On Wednesday the 9th I headed to South Carolina to spend the better part of the next ten days dedicated to focusing on my book. I say the better part, because the first day was to be spent visiting my mother at the nursing home where she had been living for the past two years. It is a beautiful place filled with caring people. Mother’s room looked more like an efficiency apartment and she was so proud to show it off to her visitors. Mother had fallen the week prior and one of my sisters was terribly concerned something was going on. Upon arriving I visited mother, then met with the administrator and the nurse practitioner. After getting “educated on all the details” – while necessary, it is also sad in some ways that was the focus on that day – I again visited mother, updating her on all that I had learned, kissed her goodbye and headed off to focus on my “task” of writing.


The following day I called mother for our daily brief call – something I have done most days for the past number of years.


Note: I cannot begin to explain the role of these calls in my grieving process. With most of us today constantly carrying phones on our person, if you don’t take the time to reach out to those most important to you on a regular basis, PLEASE take a look at your own balance.  I will never be convinced that anyone is that busy.

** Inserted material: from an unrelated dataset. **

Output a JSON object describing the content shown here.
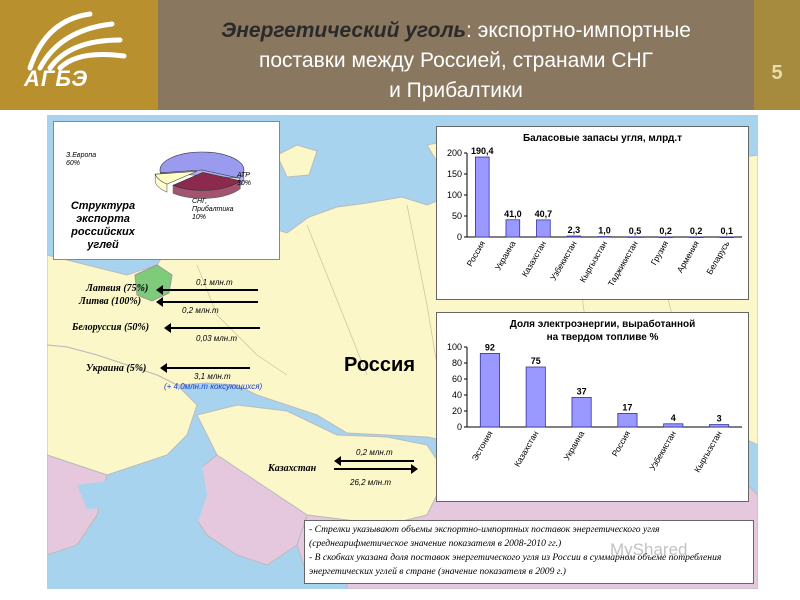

During that day, Thursday, mother called both my sisters and I, something she rarely does. Did she have some feeling how important it was for her to speak to each of her children?  Even though we had already spoken that day, she called me just before going to bed, the last conversation we were to have. The following morning I received the call that mother had been called home.

The next week was hectic as we all focused on the details of things needing to be done. Mother had requested to be cremated and it took us five days (I’m serious) to get this done before we could transport her home to North Carolina where she could be laid to rest between my father and brother.


After celebrating her life on Saturday the 18th, we all went our separate ways, each of us heading back to resume our “normal” lives.


As a person with a strong Christian faith, I know mother is better off.  I am grateful there was no suffering, and I’m comfortable in knowing that God took mother home at the right time for her. It is never a good time for those left behind. While we may cry for ourselves, we celebrate for her. My faith has given me comfort, and I cherish every daily phone call I have made over the years.


If your parents are alive, when was the last time you called and told them you love them?

Looking back over my first full week back home, I realize I have accomplished nothing. I awake each morning with the best of intentions and a list of things I plan to get done that day, but as each day ends I find I have actually done very little. It is easy to experience some level of guilt as I say goodbye to my wife every morning as she heads off to work, and then I, who works at home, go back inside spend my day in a fog.


With the support of the most wonderful wife a man could be blessed with, I have chosen to release any potential guilt. I accept and am ok with the state of mind I have been in over this past week.  It is part of my own grieving process, and I’m sure I will experience grief in many ways over the years to come.


Why do I choose to share such a personal thing in a public post? Expressing myself through writing is something I do that serves as a release. Being able to express my feelings through writing is part of my own personal grieving process, and I give myself permission to grieve in my own way. It is my next step in moving forward.


How does grief look to you?  Are you willing to share your own personal journey as a way of helping you move forward? Offering my support to others is also a way of me expressing who I am.  God bless.